В общем-то Глэдия осталась довольна поездкой, но ещё больше радовалась возвращению на Аврору и решила, что больше путешествовать не будет, разве что в случае крайней необходимости. Подумать только, это было по меньшей мере сто десять лет назад!
Какое-то время она боялась, что муж захочет ещё куда-нибудь поехать, но он ни разу не заговорил об этом. Видимо, он пришёл к тому же решению и, возможно, тоже боялся, что ей захочется путешествовать.
В этом не было ничего необычного. Аврориане — да и вообще космониты — слыли домоседами.
Их планеты, их дома были такими уютными. В конце концов, что может быть лучше, когда всё за вас делают ваши роботы, которые понимают каждый ваш жест, и вам даже не надо вслух выражать свои желания.
Она поежилась. Что имел в виду Д. Ж., когда говорил об упадке роботизированного общества?
Однако она всё-таки вернулась в космос и на земном космическом корабле.
Она мало что видела на нём, но то, что видела, ей страшно не понравилось. Тут, кажется, ничего не было, кроме прямых линий, острых углов и гладких поверхностей. «Лишнее», видимо, исключалось, словно всё было подчинено одной функциональности. Хотя она и не знала назначения того или иного предмета на корабле, она чувствовала, что это вещь необходимая: ничто не могло вмешиваться в кратчайшее расстояние между двумя точками.
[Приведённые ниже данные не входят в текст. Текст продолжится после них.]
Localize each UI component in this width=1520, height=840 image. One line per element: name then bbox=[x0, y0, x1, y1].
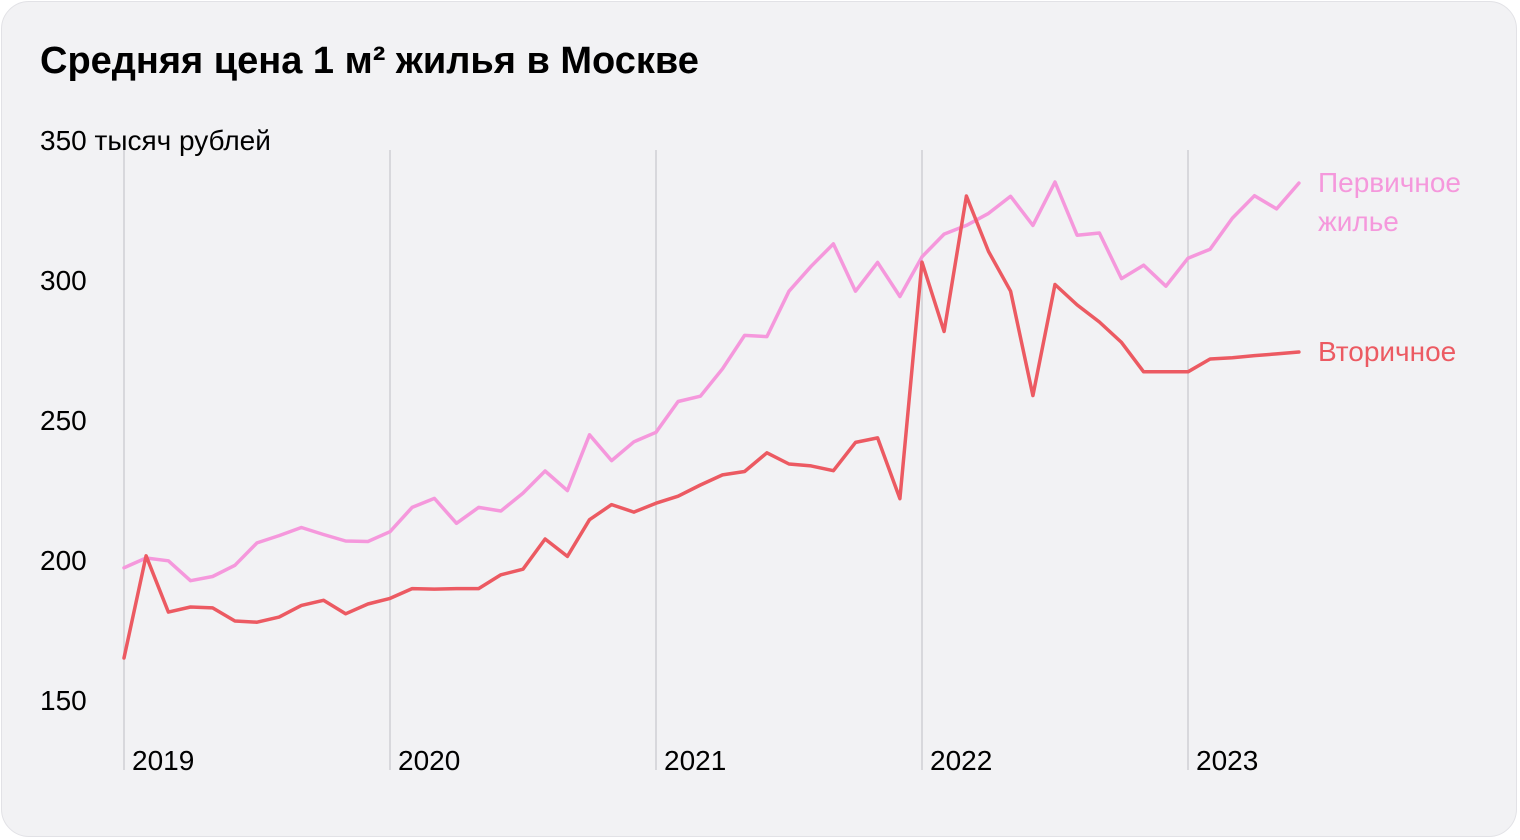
legend-primary: Первичное жилье bbox=[1318, 167, 1461, 237]
series-line-primary bbox=[122, 180, 1301, 583]
y-tick-label: 150 bbox=[40, 685, 87, 716]
series-line-secondary bbox=[122, 194, 1301, 660]
x-axis: 2019 2020 2021 2022 2023 bbox=[132, 745, 1258, 776]
series-labels: Первичное жилье Вторичное bbox=[1318, 167, 1461, 367]
gridlines bbox=[123, 150, 1189, 770]
legend-secondary: Вторичное bbox=[1318, 336, 1456, 367]
chart-title: Средняя цена 1 м² жилья в Москве bbox=[40, 40, 699, 82]
y-axis: 350 тысяч рублей 300 250 200 150 bbox=[40, 125, 271, 716]
x-tick-label: 2019 bbox=[132, 745, 194, 776]
y-tick-label: 300 bbox=[40, 265, 87, 296]
series-lines bbox=[122, 180, 1301, 660]
x-tick-label: 2022 bbox=[930, 745, 992, 776]
y-tick-label: 200 bbox=[40, 545, 87, 576]
y-tick-label: 250 bbox=[40, 405, 87, 436]
x-tick-label: 2023 bbox=[1196, 745, 1258, 776]
x-tick-label: 2021 bbox=[664, 745, 726, 776]
x-tick-label: 2020 bbox=[398, 745, 460, 776]
y-tick-label: 350 тысяч рублей bbox=[40, 125, 271, 156]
Все аврорианское и вообще космонитское было многослойным. В основе лежала функциональность и только она — что, впрочем, не относилось к предметам чисто декоративным, — дальше находилось то, что ласкало глаз и чувства, а над всем этим — нечто удовлетворявшее душу. И это было гораздо лучше! Космониты просто не смогли бы жить в унылой Вселенной, где не было бы простора для творчества. Разве это плохо? Неужели будущее принадлежит строгой геометрии? Или поселенцы просто ещё не научились радоваться жизни?
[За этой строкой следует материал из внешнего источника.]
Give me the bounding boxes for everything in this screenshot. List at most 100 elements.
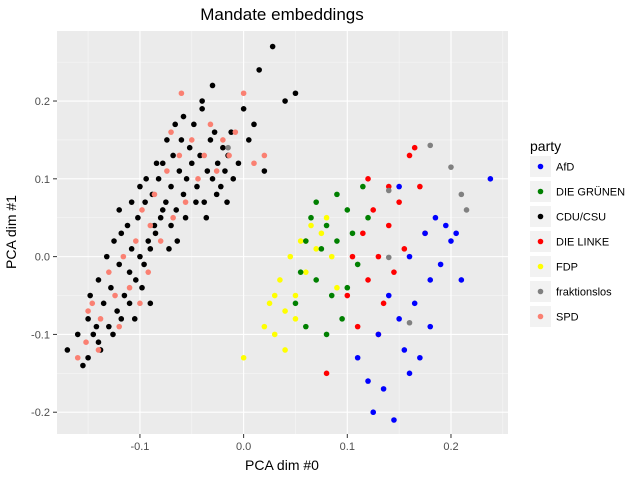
point-fraktionslos xyxy=(225,144,231,151)
legend-swatch-afd xyxy=(537,163,544,170)
point-cdu-csu xyxy=(143,176,149,182)
point-afd xyxy=(370,409,377,416)
legend-swatch-cdu-csu xyxy=(537,213,544,220)
point-fdp xyxy=(328,253,335,260)
point-die-gr-nen xyxy=(334,238,340,244)
point-cdu-csu xyxy=(201,199,208,205)
point-cdu-csu xyxy=(220,144,226,151)
point-cdu-csu xyxy=(218,183,224,190)
point-fdp xyxy=(323,214,330,221)
point-afd xyxy=(417,354,423,361)
point-cdu-csu xyxy=(166,246,172,252)
point-cdu-csu xyxy=(173,207,180,213)
point-cdu-csu xyxy=(207,137,214,143)
point-fdp xyxy=(282,347,288,353)
point-cdu-csu xyxy=(95,339,102,345)
point-cdu-csu xyxy=(114,308,120,314)
legend-swatch-spd xyxy=(537,313,544,320)
point-die-linke xyxy=(354,323,361,330)
point-cdu-csu xyxy=(111,238,117,244)
point-afd xyxy=(391,417,397,423)
point-fdp xyxy=(292,292,299,299)
point-cdu-csu xyxy=(246,137,252,143)
point-cdu-csu xyxy=(100,300,107,307)
point-cdu-csu xyxy=(193,199,199,205)
point-cdu-csu xyxy=(131,316,138,322)
legend-label-die-linke: DIE LINKE xyxy=(556,237,609,249)
point-cdu-csu xyxy=(199,98,205,104)
legend-label-cdu-csu: CDU/CSU xyxy=(556,212,606,224)
point-fdp xyxy=(334,284,340,291)
point-fdp xyxy=(240,354,247,361)
point-fdp xyxy=(282,308,288,314)
point-fdp xyxy=(308,222,314,229)
point-cdu-csu xyxy=(126,300,133,307)
point-die-linke xyxy=(417,183,423,190)
legend-title: party xyxy=(530,138,561,154)
point-cdu-csu xyxy=(139,284,145,291)
point-fdp xyxy=(318,230,325,237)
point-die-gr-nen xyxy=(334,191,340,198)
point-cdu-csu xyxy=(213,191,220,198)
point-cdu-csu xyxy=(269,43,276,50)
point-spd xyxy=(132,238,139,244)
point-fraktionslos xyxy=(385,254,392,261)
legend-label-spd: SPD xyxy=(556,312,579,324)
point-cdu-csu xyxy=(155,176,162,182)
point-die-gr-nen xyxy=(339,316,345,322)
point-spd xyxy=(240,90,247,97)
point-fraktionslos xyxy=(448,164,454,170)
point-cdu-csu xyxy=(141,261,147,268)
legend-label-afd: AfD xyxy=(556,162,574,174)
point-spd xyxy=(220,137,226,143)
point-cdu-csu xyxy=(191,121,197,128)
legend-swatch-fraktionslos xyxy=(537,288,544,295)
point-cdu-csu xyxy=(137,253,143,260)
point-cdu-csu xyxy=(137,183,143,190)
x-axis-title: PCA dim #0 xyxy=(245,457,319,473)
legend-label-die-gr-nen: DIE GRÜNEN xyxy=(556,187,625,199)
point-cdu-csu xyxy=(240,105,247,112)
point-afd xyxy=(427,323,434,330)
point-cdu-csu xyxy=(214,160,221,167)
point-spd xyxy=(112,292,118,299)
point-spd xyxy=(226,152,232,159)
point-cdu-csu xyxy=(159,207,166,213)
point-cdu-csu xyxy=(180,191,187,198)
point-cdu-csu xyxy=(292,90,299,97)
point-cdu-csu xyxy=(170,152,176,159)
point-fdp xyxy=(271,292,278,299)
point-cdu-csu xyxy=(126,269,133,275)
plot-panel xyxy=(57,31,508,434)
point-die-gr-nen xyxy=(318,246,325,252)
point-cdu-csu xyxy=(261,168,268,174)
point-spd xyxy=(188,137,195,143)
point-fdp xyxy=(271,331,278,338)
y-axis-title: PCA dim #1 xyxy=(3,195,19,269)
point-afd xyxy=(442,222,449,229)
y-tick-label: -0.2 xyxy=(31,407,50,419)
point-cdu-csu xyxy=(90,331,97,338)
point-die-linke xyxy=(360,230,366,237)
point-spd xyxy=(176,152,183,159)
point-cdu-csu xyxy=(178,137,185,143)
point-fdp xyxy=(313,246,319,252)
x-tick-label: -0.1 xyxy=(130,441,149,453)
point-cdu-csu xyxy=(64,347,71,353)
point-fraktionslos xyxy=(463,207,470,213)
y-tick-label: 0.2 xyxy=(35,96,50,108)
point-die-gr-nen xyxy=(344,207,351,213)
grid-lines xyxy=(57,31,508,434)
point-die-gr-nen xyxy=(349,230,356,237)
point-cdu-csu xyxy=(108,284,114,291)
point-fdp xyxy=(261,323,268,330)
point-cdu-csu xyxy=(228,129,234,135)
point-spd xyxy=(137,300,143,307)
point-cdu-csu xyxy=(153,160,160,167)
point-cdu-csu xyxy=(176,168,183,174)
point-cdu-csu xyxy=(80,362,86,369)
point-cdu-csu xyxy=(183,176,190,182)
y-axis-ticks: -0.2 -0.1 0.0 0.1 0.2 xyxy=(31,96,57,419)
point-afd xyxy=(432,214,439,221)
Но если в жизни так много радости, то почему же ей, Глэдии, так мало досталось?
Оказалось, что на корабле ей делать ровным счётом нечего. И она принялась размышлять и отвечать себе на вопросы. А всё этот Д. Ж., этот варвар, потомок Элайджа со своими рассуждениями о гибели Внешних миров. Ведь даже за то короткое время, что он провёл на Авроре, он мог бы убедиться, что планета здравствует и процветает.
Чтобы отвлечься от своих мыслей, Глэдия стала смотреть голофильмы, которыми её снабдили. Без особого интереса она следила за стремительно изменяющимися событиями — все фильмы были приключенческими. Герои почти не разговаривали друг с другом, и не о чём было подумать и нечему радоваться. Очень похоже на всё, что делают поселенцы.
Д. Ж. вошёл, когда Глэдия смотрела очередной вестерн. Его приход не был для неё неожиданностью: роботы предупредили её и, будь хозяйка не в настроении, не пустили бы гостя. С ним вместе вошёл Дэниел.
— Ну, как вы тут? — спросил Д. Ж.
Глэдия дотронулась до кнопки, и изображение исчезло.
— Не выключайте, я посмотрю вместе с вами.
— Необязательно. С меня хватит.
— Вам тут удобно?
— Не очень. Я… одна.
— Простите, но и я был один на Авроре. Моим людям не разрешили высадиться со мной.
— И теперь вы взяли реванш?
— Вовсе нет. Во-первых, я позволил вам взять с собой двух роботов. Во-вторых, дело не во мне, а в моём экипаже. Они не любят космонитов и роботов. Но почему вы недовольны? Ведь, сидя здесь, вы можете не бояться инфекции.
— Я уже слишком стара, чтобы бояться инфекции. Я думаю, что прожила уже достаточно долго. К тому же у меня есть перчатки, носовые фильтры и, если понадобится, маска. Да и вы вряд ли захотите прикоснуться ко мне.
— И никто другой не захочет, — сказал он неожиданно жёстко и коснулся рукой какого-то предмета на правом бедре.
Глэдия проследила за его движением:
— Что это?
Д. Ж. улыбнулся.
— Оружие. — И он вытащил его за рукоятку.
Прямо в лицо Глэдии смотрел тонкий цилиндр сантиметров пятнадцати длиной. В нём не было никакого отверстия.
— Это убивает?
Она протянула руку к цилиндру. Д. Ж. быстро убрал оружие.
— Никогда не тянитесь к чужому оружию, миледи. Это не просто дурной тон — это хуже, потому что поселенцы привыкли быстро реагировать на такой жест, и вы можете пострадать.